А курю «Честерфилд». В память о богеме ревущих двадцатых, поколении «Великого Гэтсби» и вестерна.
Я выцедил полстакана, запил глотком кофе и закурил. Тут оно, вопреки логике, и заныло. В телевизоре рыдали клинтоновские волонтерки, лица трамповской свиты словно подкачивали насосом и расправляли, жизнь переворачивалась, а у меня ныла челюсть под винтом импланта и запломбированная нижняя пятерка рядом.
Две таблетки парацетамола я помню, полграмма контрабандного кодеина помню, еще полстакана коньяку помню, а дальше помню что-то не то.
А дальше помню японский чайный домик в зарослях цветущей сакуры. А растет та сакура на обрыве над океаном. Океан не Тихий, как можно было бы подумать, а вовсе даже Атлантический. И на берегу этом обрывистом стоит Бостон, весь как есть, со всеми своими университетами.
Но видны из окон чайного домика, сквозь цветущую сакуру, отнюдь не университеты, а торговый порт. В порту корабли. На мачтах кораблей подвязаны к реям убранные паруса. А с их палуб люди скидывают за борт ящики и тюки.
Тут я вспоминаю, что над дверью нашего чудного домика, который вообще-то трактир, и тапер в углу бренчит на фортепиано «Долог путь до Типерери», голубеет вывеска: «Бостонское чаепитие».
Кругом люди сидят, кто чай спешно допивает, кто пиво, кто виски. А люди какие-то стертые, и безразличны они мне.
Я понимаю, что набрался. Но не уверен, что проснусь и протрезвею, знакомо вам такое чувство? Типа как бы в этом сне не застрять надолго.
Тут оказывается, что у меня нет денег. Но это не беда, потому что я немного разбогател. Деньги висят на стенке прямо у моего столика. Стодолларовая купюра, но огромная, как флаг. И хочется подсчитать, сколько же реально денег в такой бумажище.
Я и спрашиваю у Франклина, украшающего своим портретом центр этого великолепия:
— Сколько вы сегодня стоите, сэр? — Очень вежливо спрашиваю, сообразуясь с его статусом.
А он говорит:
— Не в деньгах счастье, парень. — И слезает со своего стольника. — Главное — сделать свою страну свободной и счастливой, — говорит он. И сидит за моим столом, как судья в мантии.
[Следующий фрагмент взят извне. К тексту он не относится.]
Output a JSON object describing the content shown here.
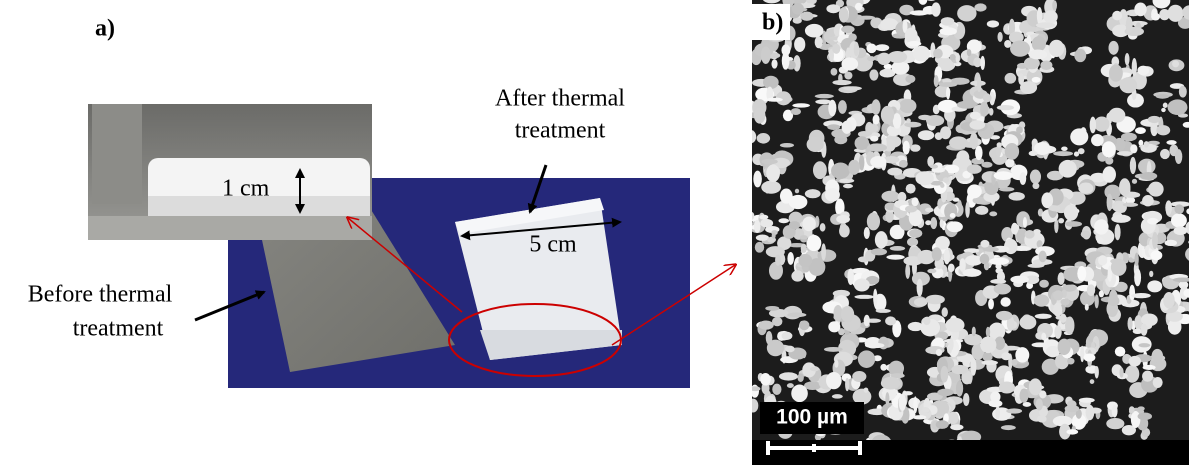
{
  "panel_a": {
    "label": "a)",
    "after_label": [
      "After thermal",
      "treatment"
    ],
    "before_label": [
      "Before thermal",
      "treatment"
    ],
    "thickness_label": "1 cm",
    "width_label": "5 cm"
  },
  "panel_b": {
    "label": "b)",
    "scale_bar_label": "100 µm"
  }
}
И я вижу, что не быть мне богатым, потому что не в тот чайный домик я зашел, а мимо пройти никак не мог. Потому что в мантии сидит передо мной Нострадамус. Ну, тот, в берете и с цепью на шее, Мишель Нострадамус, еврей из средневековой Франции, знаменитый прорицатель. И пахнет от него не деньгами, а тихим ужасом.
Смотрит он на меня и говорит:
— Как врач я тебе скажу, что ты болен. Как сведущий в алхимии скажу, что все твое золото, и не только твое, вскоре обратится в прах. А как смертный, которому приоткрывается Будущее, предупреждаю:
— Это значит что? — глупо спросил я, зная прекрасно, что не получу ответа — вернее, вот такой ответ я уже получил, и ломай над ним голову как хочешь.
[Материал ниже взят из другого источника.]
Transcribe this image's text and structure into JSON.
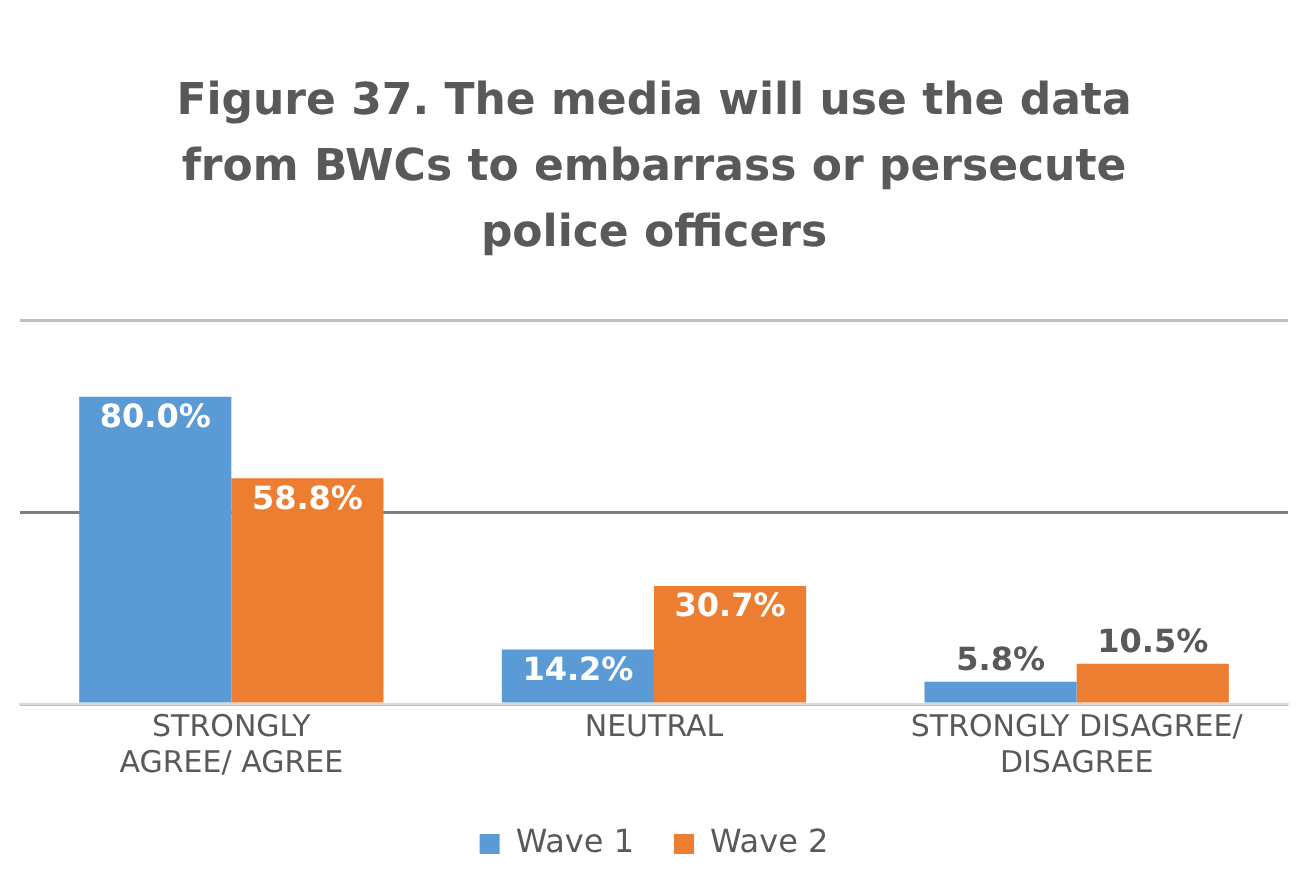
{
  "chart_data": {
    "type": "bar",
    "title": "Figure 37. The media will use the data from BWCs to embarrass or persecute police officers",
    "categories": [
      "STRONGLY AGREE/ AGREE",
      "NEUTRAL",
      "STRONGLY DISAGREE/ DISAGREE"
    ],
    "series": [
      {
        "name": "Wave 1",
        "color": "#5b9bd5",
        "values": [
          80.0,
          14.2,
          5.8
        ],
        "value_labels": [
          "80.0%",
          "14.2%",
          "5.8%"
        ]
      },
      {
        "name": "Wave 2",
        "color": "#ed7d31",
        "values": [
          58.8,
          30.7,
          10.5
        ],
        "value_labels": [
          "58.8%",
          "30.7%",
          "10.5%"
        ]
      }
    ],
    "ylim": [
      0,
      100
    ],
    "yticks": [
      {
        "value": 0,
        "label": null
      },
      {
        "value": 50,
        "label": null
      },
      {
        "value": 100,
        "label": null
      }
    ],
    "grid": "y",
    "legend": "bottom",
    "tick_labels": "x"
  }
}
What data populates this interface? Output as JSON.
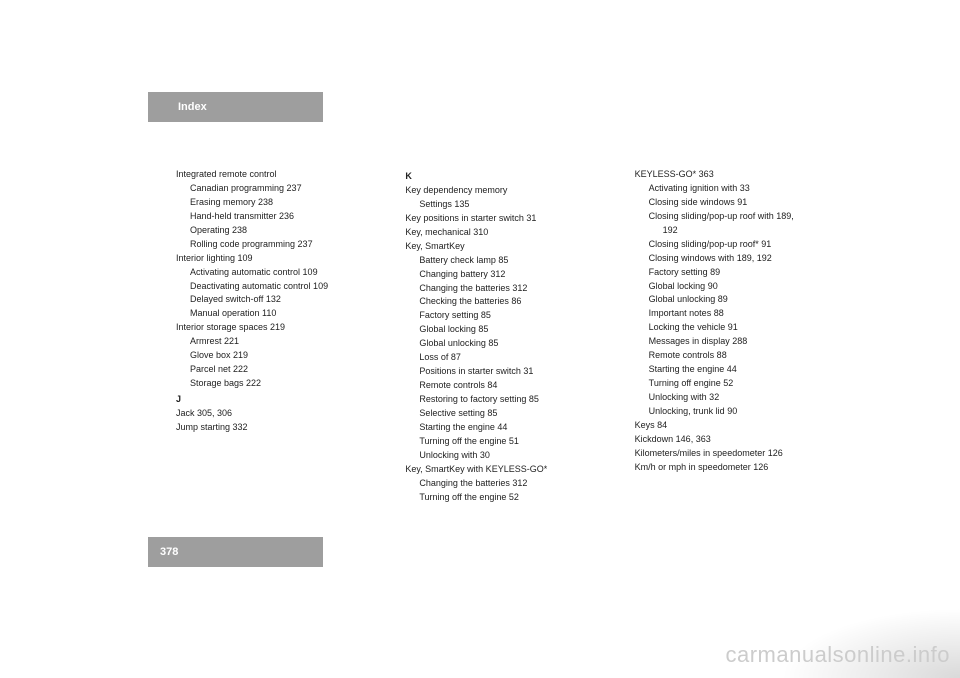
{
  "header": {
    "title": "Index"
  },
  "page_number": "378",
  "watermark": "carmanualsonline.info",
  "columns": [
    {
      "entries": [
        {
          "text": "Integrated remote control",
          "level": 0
        },
        {
          "text": "Canadian programming 237",
          "level": 1
        },
        {
          "text": "Erasing memory 238",
          "level": 1
        },
        {
          "text": "Hand-held transmitter 236",
          "level": 1
        },
        {
          "text": "Operating 238",
          "level": 1
        },
        {
          "text": "Rolling code programming 237",
          "level": 1
        },
        {
          "text": "Interior lighting 109",
          "level": 0
        },
        {
          "text": "Activating automatic control 109",
          "level": 1
        },
        {
          "text": "Deactivating automatic control 109",
          "level": 1
        },
        {
          "text": "Delayed switch-off 132",
          "level": 1
        },
        {
          "text": "Manual operation 110",
          "level": 1
        },
        {
          "text": "Interior storage spaces 219",
          "level": 0
        },
        {
          "text": "Armrest 221",
          "level": 1
        },
        {
          "text": "Glove box 219",
          "level": 1
        },
        {
          "text": "Parcel net 222",
          "level": 1
        },
        {
          "text": "Storage bags 222",
          "level": 1
        },
        {
          "text": "J",
          "level": 0,
          "section": true
        },
        {
          "text": "Jack 305, 306",
          "level": 0
        },
        {
          "text": "Jump starting 332",
          "level": 0
        }
      ]
    },
    {
      "entries": [
        {
          "text": "K",
          "level": 0,
          "section": true
        },
        {
          "text": "Key dependency memory",
          "level": 0
        },
        {
          "text": "Settings 135",
          "level": 1
        },
        {
          "text": "Key positions in starter switch 31",
          "level": 0
        },
        {
          "text": "Key, mechanical 310",
          "level": 0
        },
        {
          "text": "Key, SmartKey",
          "level": 0
        },
        {
          "text": "Battery check lamp 85",
          "level": 1
        },
        {
          "text": "Changing battery 312",
          "level": 1
        },
        {
          "text": "Changing the batteries 312",
          "level": 1
        },
        {
          "text": "Checking the batteries 86",
          "level": 1
        },
        {
          "text": "Factory setting 85",
          "level": 1
        },
        {
          "text": "Global locking 85",
          "level": 1
        },
        {
          "text": "Global unlocking 85",
          "level": 1
        },
        {
          "text": "Loss of 87",
          "level": 1
        },
        {
          "text": "Positions in starter switch 31",
          "level": 1
        },
        {
          "text": "Remote controls 84",
          "level": 1
        },
        {
          "text": "Restoring to factory setting 85",
          "level": 1
        },
        {
          "text": "Selective setting 85",
          "level": 1
        },
        {
          "text": "Starting the engine 44",
          "level": 1
        },
        {
          "text": "Turning off the engine 51",
          "level": 1
        },
        {
          "text": "Unlocking with 30",
          "level": 1
        },
        {
          "text": "Key, SmartKey with KEYLESS-GO*",
          "level": 0
        },
        {
          "text": "Changing the batteries 312",
          "level": 1
        },
        {
          "text": "Turning off the engine 52",
          "level": 1
        }
      ]
    },
    {
      "entries": [
        {
          "text": "KEYLESS-GO* 363",
          "level": 0
        },
        {
          "text": "Activating ignition with 33",
          "level": 1
        },
        {
          "text": "Closing side windows 91",
          "level": 1
        },
        {
          "text": "Closing sliding/pop-up roof with 189,",
          "level": 1
        },
        {
          "text": "192",
          "level": 2
        },
        {
          "text": "Closing sliding/pop-up roof* 91",
          "level": 1
        },
        {
          "text": "Closing windows with 189, 192",
          "level": 1
        },
        {
          "text": "Factory setting 89",
          "level": 1
        },
        {
          "text": "Global locking 90",
          "level": 1
        },
        {
          "text": "Global unlocking 89",
          "level": 1
        },
        {
          "text": "Important notes 88",
          "level": 1
        },
        {
          "text": "Locking the vehicle 91",
          "level": 1
        },
        {
          "text": "Messages in display 288",
          "level": 1
        },
        {
          "text": "Remote controls 88",
          "level": 1
        },
        {
          "text": "Starting the engine 44",
          "level": 1
        },
        {
          "text": "Turning off engine 52",
          "level": 1
        },
        {
          "text": "Unlocking with 32",
          "level": 1
        },
        {
          "text": "Unlocking, trunk lid 90",
          "level": 1
        },
        {
          "text": "Keys 84",
          "level": 0
        },
        {
          "text": "Kickdown 146, 363",
          "level": 0
        },
        {
          "text": "Kilometers/miles in speedometer 126",
          "level": 0
        },
        {
          "text": "Km/h or mph in speedometer 126",
          "level": 0
        }
      ]
    }
  ]
}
— А сам-то ты как думаешь? — спросил он и побренчал, поиграл своей толстой золотой цепью.
— Что пиздой все накроется, — сказал я, ужасаясь неуместной грубой прямоте своих слов, выскочивших прямо из глубины души.
— Возможно и так, — улыбнулся он одними глазами, а лицо оставалось серьезным, скорбным. — Кстати, ты ошибся: я свою жизнь живу в Возрождении.
Глава 55. Темные века
Когда-то в телефонном справочнике одного только Нью-Йорка было штук двадцать Рут Фридман. Имя и фамилия куда как нередкие. Среди американских Рут была знаменитая певица кантри, знаменитый лоер, знаменитый профессор чего-то. Рут Фридман, о которой речь, была не очень знаменита. Но вполне известна в своих кругах.
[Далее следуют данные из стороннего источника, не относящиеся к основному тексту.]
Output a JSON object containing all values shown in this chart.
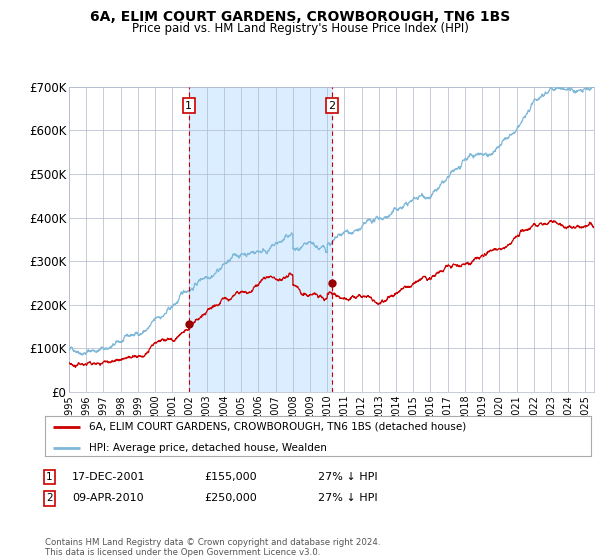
{
  "title": "6A, ELIM COURT GARDENS, CROWBOROUGH, TN6 1BS",
  "subtitle": "Price paid vs. HM Land Registry's House Price Index (HPI)",
  "hpi_label": "HPI: Average price, detached house, Wealden",
  "property_label": "6A, ELIM COURT GARDENS, CROWBOROUGH, TN6 1BS (detached house)",
  "purchase1": {
    "date_num": 2001.96,
    "price": 155000,
    "label": "1",
    "date_str": "17-DEC-2001",
    "pct": "27% ↓ HPI"
  },
  "purchase2": {
    "date_num": 2010.27,
    "price": 250000,
    "label": "2",
    "date_str": "09-APR-2010",
    "pct": "27% ↓ HPI"
  },
  "xmin": 1995.0,
  "xmax": 2025.5,
  "ymin": 0,
  "ymax": 700000,
  "yticks": [
    0,
    100000,
    200000,
    300000,
    400000,
    500000,
    600000,
    700000
  ],
  "ytick_labels": [
    "£0",
    "£100K",
    "£200K",
    "£300K",
    "£400K",
    "£500K",
    "£600K",
    "£700K"
  ],
  "hpi_color": "#7fb8d8",
  "property_color": "#cc0000",
  "shade_color": "#daeeff",
  "vline_color": "#cc0000",
  "background_color": "#ffffff",
  "grid_color": "#b0b8cc",
  "footnote": "Contains HM Land Registry data © Crown copyright and database right 2024.\nThis data is licensed under the Open Government Licence v3.0."
}
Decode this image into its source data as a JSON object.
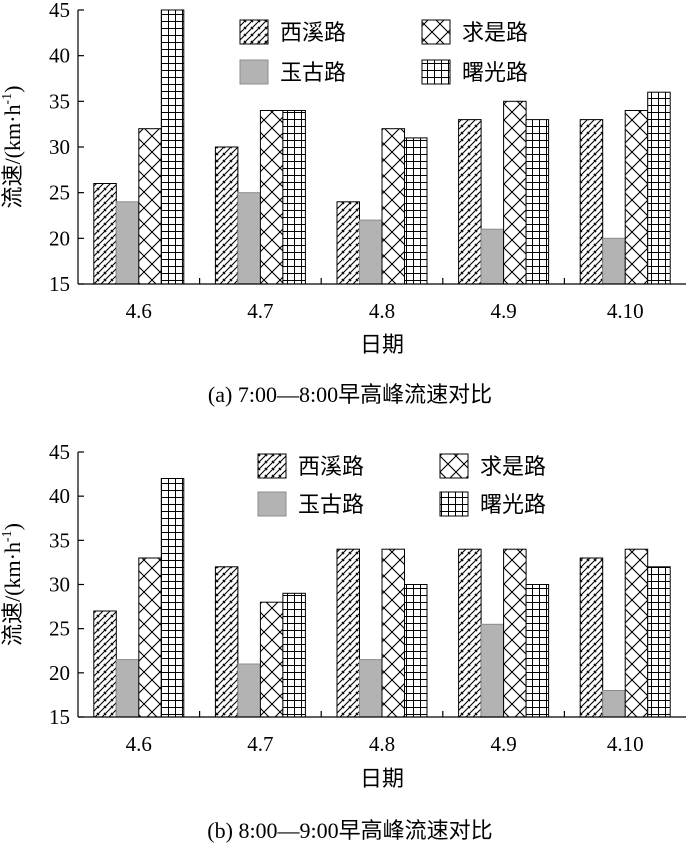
{
  "colors": {
    "axis": "#000000",
    "gray_fill": "#b3b3b3",
    "background": "#ffffff"
  },
  "chart_data": [
    {
      "type": "bar",
      "caption": "(a) 7:00—8:00早高峰流速对比",
      "xlabel": "日期",
      "ylabel": "流速/(km·h",
      "ylabel_sup": "-1",
      "ylabel_close": ")",
      "ylim": [
        15,
        45
      ],
      "yticks": [
        15,
        20,
        25,
        30,
        35,
        40,
        45
      ],
      "categories": [
        "4.6",
        "4.7",
        "4.8",
        "4.9",
        "4.10"
      ],
      "legend_position": "top-center",
      "series": [
        {
          "name": "西溪路",
          "pattern": "diagonal",
          "values": [
            26,
            30,
            24,
            33,
            33
          ]
        },
        {
          "name": "玉古路",
          "pattern": "gray",
          "values": [
            24,
            25,
            22,
            21,
            20
          ]
        },
        {
          "name": "求是路",
          "pattern": "crosshatch",
          "values": [
            32,
            34,
            32,
            35,
            34
          ]
        },
        {
          "name": "曙光路",
          "pattern": "grid",
          "values": [
            45,
            34,
            31,
            33,
            36
          ]
        }
      ]
    },
    {
      "type": "bar",
      "caption": "(b) 8:00—9:00早高峰流速对比",
      "xlabel": "日期",
      "ylabel": "流速/(km·h",
      "ylabel_sup": "-1",
      "ylabel_close": ")",
      "ylim": [
        15,
        45
      ],
      "yticks": [
        15,
        20,
        25,
        30,
        35,
        40,
        45
      ],
      "categories": [
        "4.6",
        "4.7",
        "4.8",
        "4.9",
        "4.10"
      ],
      "legend_position": "top-center",
      "series": [
        {
          "name": "西溪路",
          "pattern": "diagonal",
          "values": [
            27,
            32,
            34,
            34,
            33
          ]
        },
        {
          "name": "玉古路",
          "pattern": "gray",
          "values": [
            21.5,
            21,
            21.5,
            25.5,
            18
          ]
        },
        {
          "name": "求是路",
          "pattern": "crosshatch",
          "values": [
            33,
            28,
            34,
            34,
            34
          ]
        },
        {
          "name": "曙光路",
          "pattern": "grid",
          "values": [
            42,
            29,
            30,
            30,
            32
          ]
        }
      ]
    }
  ]
}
Она родилась, естественно, в Бруклине, ее отец был, естественно, доктор и владелец маленького медицинского офиса, чьи доходы позволяли ему существовать на границе верха среднего класса и низа класса богатых. Знаете, на такой границе вполне можно жить.
К сожалению, Рут нельзя было назвать красавицей. Она была толстовата, рыхловата, лишена грации, это бы ничего, но совершенно лишена сексапильности. Из этого следуют две вещи. Первое. Зато у нее была богатая внутренняя жизнь. Что объяснимо и естественно. И второе. По закону женской дружбы у нее всегда была красивая лучшая подруга — и в начальной школе, и в старшей, и в колледже.